Eles sugerem que suas descobertas mostram que a conectividade cerebral reduzida pode contribuir para a regulação deficiente da dor em pessoas com fibromialgia.

Os resultados baseiam-se em estudos anteriores que associaram a atividade cerebral anormal à fraca inibição da dor.

Para o estudo, 22 mulheres saudáveis ​​e 16 com fibromialgia foram submetidas a exames de ressonância magnética funcional (fMRI) enquanto experimentavam diferentes níveis de dor por pressão aplicada ao polegar.

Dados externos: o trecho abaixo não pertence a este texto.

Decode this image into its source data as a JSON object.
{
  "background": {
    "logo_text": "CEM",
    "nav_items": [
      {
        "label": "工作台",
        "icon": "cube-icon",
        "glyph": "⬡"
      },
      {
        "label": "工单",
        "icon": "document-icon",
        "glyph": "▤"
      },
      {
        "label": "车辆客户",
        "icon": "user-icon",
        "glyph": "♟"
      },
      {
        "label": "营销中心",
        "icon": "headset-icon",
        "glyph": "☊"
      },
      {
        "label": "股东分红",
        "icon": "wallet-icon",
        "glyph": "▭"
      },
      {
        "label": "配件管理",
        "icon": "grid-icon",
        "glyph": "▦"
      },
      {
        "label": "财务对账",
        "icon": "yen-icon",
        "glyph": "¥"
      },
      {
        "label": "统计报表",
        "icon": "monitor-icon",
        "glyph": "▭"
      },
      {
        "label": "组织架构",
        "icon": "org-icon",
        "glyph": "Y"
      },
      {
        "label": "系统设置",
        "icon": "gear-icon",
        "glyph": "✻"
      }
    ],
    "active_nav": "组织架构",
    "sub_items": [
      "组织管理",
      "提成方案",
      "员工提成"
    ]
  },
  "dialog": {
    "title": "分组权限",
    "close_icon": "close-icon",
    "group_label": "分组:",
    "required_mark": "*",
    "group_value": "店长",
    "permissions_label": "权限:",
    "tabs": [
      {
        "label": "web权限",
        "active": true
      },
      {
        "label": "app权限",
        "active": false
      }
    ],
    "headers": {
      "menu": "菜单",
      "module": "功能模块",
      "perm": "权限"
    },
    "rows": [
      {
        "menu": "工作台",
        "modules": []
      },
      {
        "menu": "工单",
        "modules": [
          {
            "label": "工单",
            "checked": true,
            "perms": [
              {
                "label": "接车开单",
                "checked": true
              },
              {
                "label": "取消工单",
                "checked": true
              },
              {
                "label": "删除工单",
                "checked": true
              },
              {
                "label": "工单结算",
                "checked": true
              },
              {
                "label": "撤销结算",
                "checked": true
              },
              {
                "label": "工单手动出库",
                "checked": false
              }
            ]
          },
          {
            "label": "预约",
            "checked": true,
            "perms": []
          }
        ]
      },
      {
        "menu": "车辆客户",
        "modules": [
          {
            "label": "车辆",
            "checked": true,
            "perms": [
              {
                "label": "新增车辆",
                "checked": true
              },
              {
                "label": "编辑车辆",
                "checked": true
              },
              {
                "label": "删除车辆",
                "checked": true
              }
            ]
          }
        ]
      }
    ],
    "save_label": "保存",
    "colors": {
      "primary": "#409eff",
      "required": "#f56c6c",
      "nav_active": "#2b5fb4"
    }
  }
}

No dia anterior aos exames, as mulheres completaram testes para calibrar sua sensibilidade à dor. O estimulador de pressão controlado pelo computador aplicou pressão no polegar esquerdo, enquanto avaliavam a sensibilidade. Intensidades de pressão derivadas dessas avaliações foram então entregues em uma ordem aleatória, quando as mulheres foram submetidas às varreduras cerebrais.

Os participantes tiveram que abster-se de tomar analgésicos e sedativos 48 horas antes da avaliação da dor e 72 horas antes da ressonância magnética funcional. Ao todo, cada um recebeu 15 estímulos com duração de 2,5 segundos cada, em intervalos de meio minuto.

Redução da conectividade cerebral pode prejudicar a percepção da dor

Os resultados mostraram que os participantes da fibromialgia apresentaram aumento significativo da sensibilidade dolorosa em comparação ao grupo controle.

Quando analisaram os exames cerebrais, a equipe encontrou diferenças nos padrões cerebrais entre os participantes saudáveis ​​e aqueles com fibromialgia. Os participantes da fibromialgia mostraram “acoplamento funcional” entre as áreas do cérebro que processam sinais de dor e outras partes, incluindo aquelas que controlam a atividade sensório-motora.

Os autores sugerem que essa redução na conectividade cerebral pode prejudicar a percepção da dor.

O co-redator-chefe da revista, Dr. Christopher Pawela, professor assistente do Medical College of Wisconsin, nos Estados Unidos, descreve o estudo como “um importante primeiro passo” na compreensão de como o cérebro afeta a percepção generalizada da dor, que é uma característica conhecida offibromyalgia.

Em fevereiro de 2014, soube de um estudo no Reino Unido que descobriu que o sono ruim está vinculado à dor generalizada e à fibromialgia.